By Dan Williams–JERUSALEM (Reuters) – Israeli military officials were quoted on Monday rowing back from an assertion by the defence minister that Hezbollah was behind a spate of shelling from Syria, which could increase tension on Israel’s northern frontier.
The government of Prime Minister Benjamin Netanyahu has been warning that Israel, which has largely stayed out of the six-year-old Syrian civil war, could step up attacks in retaliation for shelling across the frontier, or to block Damascus’s Iranian and Lebanese Hezbollah reinforcements from setting up bases.
That could thrust the Israelis into confrontation with Syria and potential run-ins with its big-power backer, Russia. Israel last battled Hezbollah in Lebanon in 2006, and has occasionally fired on Syria to attack what it said were Hezbollah or Iranian targets during the civil war, but has mainly avoided direct fighting against Syria since their last war in 1973.

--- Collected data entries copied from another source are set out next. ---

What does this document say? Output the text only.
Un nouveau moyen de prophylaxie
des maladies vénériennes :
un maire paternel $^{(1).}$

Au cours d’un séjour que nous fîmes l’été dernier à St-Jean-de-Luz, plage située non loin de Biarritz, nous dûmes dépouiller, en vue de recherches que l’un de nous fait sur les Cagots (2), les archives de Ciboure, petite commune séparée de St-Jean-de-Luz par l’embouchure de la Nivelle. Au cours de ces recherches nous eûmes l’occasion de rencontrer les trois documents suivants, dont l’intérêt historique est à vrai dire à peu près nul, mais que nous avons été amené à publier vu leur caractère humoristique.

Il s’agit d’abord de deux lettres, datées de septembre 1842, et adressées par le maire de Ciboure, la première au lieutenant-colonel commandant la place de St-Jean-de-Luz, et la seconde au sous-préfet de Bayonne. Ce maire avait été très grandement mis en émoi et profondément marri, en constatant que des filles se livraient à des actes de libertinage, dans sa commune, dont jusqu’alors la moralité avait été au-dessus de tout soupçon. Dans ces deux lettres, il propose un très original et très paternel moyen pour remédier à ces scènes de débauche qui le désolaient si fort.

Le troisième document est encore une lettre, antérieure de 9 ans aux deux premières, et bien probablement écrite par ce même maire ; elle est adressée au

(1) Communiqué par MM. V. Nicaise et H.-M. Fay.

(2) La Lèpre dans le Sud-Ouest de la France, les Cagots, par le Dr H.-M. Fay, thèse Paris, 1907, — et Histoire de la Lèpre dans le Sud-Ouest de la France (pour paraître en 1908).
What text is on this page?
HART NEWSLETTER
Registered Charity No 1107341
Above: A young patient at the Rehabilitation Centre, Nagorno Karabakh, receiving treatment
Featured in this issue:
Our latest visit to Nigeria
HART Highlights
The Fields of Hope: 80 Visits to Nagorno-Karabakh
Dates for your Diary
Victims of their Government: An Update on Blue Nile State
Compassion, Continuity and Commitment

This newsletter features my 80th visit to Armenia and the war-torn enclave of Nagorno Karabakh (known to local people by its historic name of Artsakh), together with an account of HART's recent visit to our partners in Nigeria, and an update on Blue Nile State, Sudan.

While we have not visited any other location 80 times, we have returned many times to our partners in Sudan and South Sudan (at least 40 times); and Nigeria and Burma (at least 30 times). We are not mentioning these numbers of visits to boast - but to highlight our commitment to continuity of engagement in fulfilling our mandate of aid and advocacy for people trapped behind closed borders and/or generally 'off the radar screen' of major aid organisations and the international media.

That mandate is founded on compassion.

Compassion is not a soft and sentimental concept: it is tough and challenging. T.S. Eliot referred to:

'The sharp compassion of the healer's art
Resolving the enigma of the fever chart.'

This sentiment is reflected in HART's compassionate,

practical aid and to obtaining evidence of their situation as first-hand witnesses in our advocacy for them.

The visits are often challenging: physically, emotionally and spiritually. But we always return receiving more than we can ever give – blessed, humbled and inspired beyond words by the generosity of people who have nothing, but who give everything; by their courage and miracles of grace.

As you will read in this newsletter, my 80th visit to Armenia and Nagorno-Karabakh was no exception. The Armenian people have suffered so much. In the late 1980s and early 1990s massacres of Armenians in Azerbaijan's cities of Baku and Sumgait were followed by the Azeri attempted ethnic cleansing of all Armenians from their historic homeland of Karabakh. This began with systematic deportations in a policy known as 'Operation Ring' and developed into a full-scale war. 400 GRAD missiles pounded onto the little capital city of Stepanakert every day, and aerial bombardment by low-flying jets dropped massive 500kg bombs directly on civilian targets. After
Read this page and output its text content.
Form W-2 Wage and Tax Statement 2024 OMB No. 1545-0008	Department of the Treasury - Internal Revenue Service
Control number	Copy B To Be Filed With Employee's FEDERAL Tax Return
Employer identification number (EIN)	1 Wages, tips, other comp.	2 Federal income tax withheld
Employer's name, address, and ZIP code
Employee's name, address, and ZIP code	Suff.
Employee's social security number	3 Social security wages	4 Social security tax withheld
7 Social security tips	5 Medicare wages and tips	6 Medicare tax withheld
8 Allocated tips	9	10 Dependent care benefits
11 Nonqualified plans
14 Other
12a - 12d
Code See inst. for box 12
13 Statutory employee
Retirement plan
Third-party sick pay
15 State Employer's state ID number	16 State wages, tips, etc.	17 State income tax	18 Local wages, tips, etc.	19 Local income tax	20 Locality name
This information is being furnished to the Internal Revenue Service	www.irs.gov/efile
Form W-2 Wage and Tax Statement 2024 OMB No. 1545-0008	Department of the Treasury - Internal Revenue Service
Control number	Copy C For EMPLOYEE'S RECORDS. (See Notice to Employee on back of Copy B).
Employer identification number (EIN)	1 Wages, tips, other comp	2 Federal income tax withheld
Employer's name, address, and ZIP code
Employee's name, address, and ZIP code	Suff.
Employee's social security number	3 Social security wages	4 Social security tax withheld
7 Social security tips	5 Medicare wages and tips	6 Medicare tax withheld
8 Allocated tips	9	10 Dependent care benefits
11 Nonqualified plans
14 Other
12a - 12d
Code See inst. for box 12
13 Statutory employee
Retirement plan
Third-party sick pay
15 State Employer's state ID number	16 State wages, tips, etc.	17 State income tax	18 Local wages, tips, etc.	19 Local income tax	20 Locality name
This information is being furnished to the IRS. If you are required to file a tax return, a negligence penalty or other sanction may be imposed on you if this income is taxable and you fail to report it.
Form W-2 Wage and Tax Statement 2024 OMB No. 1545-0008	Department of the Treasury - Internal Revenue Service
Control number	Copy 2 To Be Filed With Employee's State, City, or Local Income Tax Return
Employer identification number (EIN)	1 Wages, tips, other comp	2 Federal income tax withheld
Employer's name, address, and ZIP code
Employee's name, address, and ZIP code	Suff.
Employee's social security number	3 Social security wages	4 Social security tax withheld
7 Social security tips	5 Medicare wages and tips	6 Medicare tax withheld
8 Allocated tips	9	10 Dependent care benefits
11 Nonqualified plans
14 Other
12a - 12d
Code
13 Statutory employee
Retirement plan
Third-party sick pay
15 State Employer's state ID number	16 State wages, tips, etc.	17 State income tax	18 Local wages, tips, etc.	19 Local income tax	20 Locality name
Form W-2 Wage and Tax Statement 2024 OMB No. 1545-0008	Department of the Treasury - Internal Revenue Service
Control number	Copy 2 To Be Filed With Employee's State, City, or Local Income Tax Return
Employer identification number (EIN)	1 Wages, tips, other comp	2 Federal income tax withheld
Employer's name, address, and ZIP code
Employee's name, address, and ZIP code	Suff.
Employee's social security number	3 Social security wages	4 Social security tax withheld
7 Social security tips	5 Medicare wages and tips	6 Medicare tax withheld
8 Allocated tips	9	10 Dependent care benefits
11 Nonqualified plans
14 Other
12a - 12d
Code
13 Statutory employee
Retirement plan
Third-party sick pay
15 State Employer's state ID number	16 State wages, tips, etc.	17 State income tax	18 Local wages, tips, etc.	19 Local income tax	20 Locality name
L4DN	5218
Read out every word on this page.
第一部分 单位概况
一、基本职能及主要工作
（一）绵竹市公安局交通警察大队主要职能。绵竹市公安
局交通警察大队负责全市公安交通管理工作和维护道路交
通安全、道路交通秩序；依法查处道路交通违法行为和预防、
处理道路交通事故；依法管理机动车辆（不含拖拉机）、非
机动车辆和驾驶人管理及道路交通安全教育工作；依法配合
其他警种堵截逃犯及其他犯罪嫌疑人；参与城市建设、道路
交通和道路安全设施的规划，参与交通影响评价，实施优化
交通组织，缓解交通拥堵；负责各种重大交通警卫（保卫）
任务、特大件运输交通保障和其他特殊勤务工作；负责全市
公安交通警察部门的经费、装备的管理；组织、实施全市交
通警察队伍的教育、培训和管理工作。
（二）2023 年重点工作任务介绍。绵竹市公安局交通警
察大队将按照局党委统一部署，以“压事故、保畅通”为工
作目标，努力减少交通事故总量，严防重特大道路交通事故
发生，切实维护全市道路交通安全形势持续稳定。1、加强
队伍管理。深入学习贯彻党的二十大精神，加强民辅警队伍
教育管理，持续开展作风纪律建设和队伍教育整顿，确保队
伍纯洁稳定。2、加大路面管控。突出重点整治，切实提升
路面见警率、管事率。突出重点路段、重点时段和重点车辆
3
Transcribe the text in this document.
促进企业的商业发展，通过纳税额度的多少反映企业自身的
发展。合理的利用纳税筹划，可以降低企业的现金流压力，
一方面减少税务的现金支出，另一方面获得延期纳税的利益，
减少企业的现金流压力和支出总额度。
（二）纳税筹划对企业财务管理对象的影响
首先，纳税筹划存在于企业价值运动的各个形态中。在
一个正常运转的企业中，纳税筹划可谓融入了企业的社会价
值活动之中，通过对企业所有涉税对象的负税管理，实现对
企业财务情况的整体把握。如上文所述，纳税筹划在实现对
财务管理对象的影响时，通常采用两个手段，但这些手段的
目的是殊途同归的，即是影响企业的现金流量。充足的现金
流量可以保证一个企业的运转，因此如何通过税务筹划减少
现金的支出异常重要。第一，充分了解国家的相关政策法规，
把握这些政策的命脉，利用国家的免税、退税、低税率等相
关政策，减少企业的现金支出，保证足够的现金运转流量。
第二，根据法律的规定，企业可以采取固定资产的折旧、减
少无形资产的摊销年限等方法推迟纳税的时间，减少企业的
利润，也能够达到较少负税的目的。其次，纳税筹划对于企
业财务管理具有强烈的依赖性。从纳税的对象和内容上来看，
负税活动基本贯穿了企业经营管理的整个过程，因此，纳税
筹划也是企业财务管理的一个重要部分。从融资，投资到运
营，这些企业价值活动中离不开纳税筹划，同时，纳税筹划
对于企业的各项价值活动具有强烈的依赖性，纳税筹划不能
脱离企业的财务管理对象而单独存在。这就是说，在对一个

Twice last week, mortar rounds or rockets launched from Syria hit areas of the Israeli-held Golan Heights, causing no casualties but drawing Israeli artillery fire against Syrian army posts.
Addressing his parliamentary faction on Monday, Defence Minister Avigdor Lieberman, a far right politician, said the Golan shelling was carried out by a Syrian cell on Hezbollah’s orders without Damascus having been informed, to stoke Israeli-Syrian fighting.
Lieberman did not detail the source of his information.
“There was a personal instruction by (Hezbollah leader Hassan) Nasrallah to compartmentalise Assad and his regime from the execution of this shooting … with the goal of dragging us into the Syrian mire,” Lieberman said in the televised remarks.
“Therefore I call here both on the Assad regime … and also on the Russian forces that are present there, to restrain Hezbollah.”
Within hours, every major Israeli media outlet aired remarks attributed to unnamed military officers casting doubt on Lieberman’s account.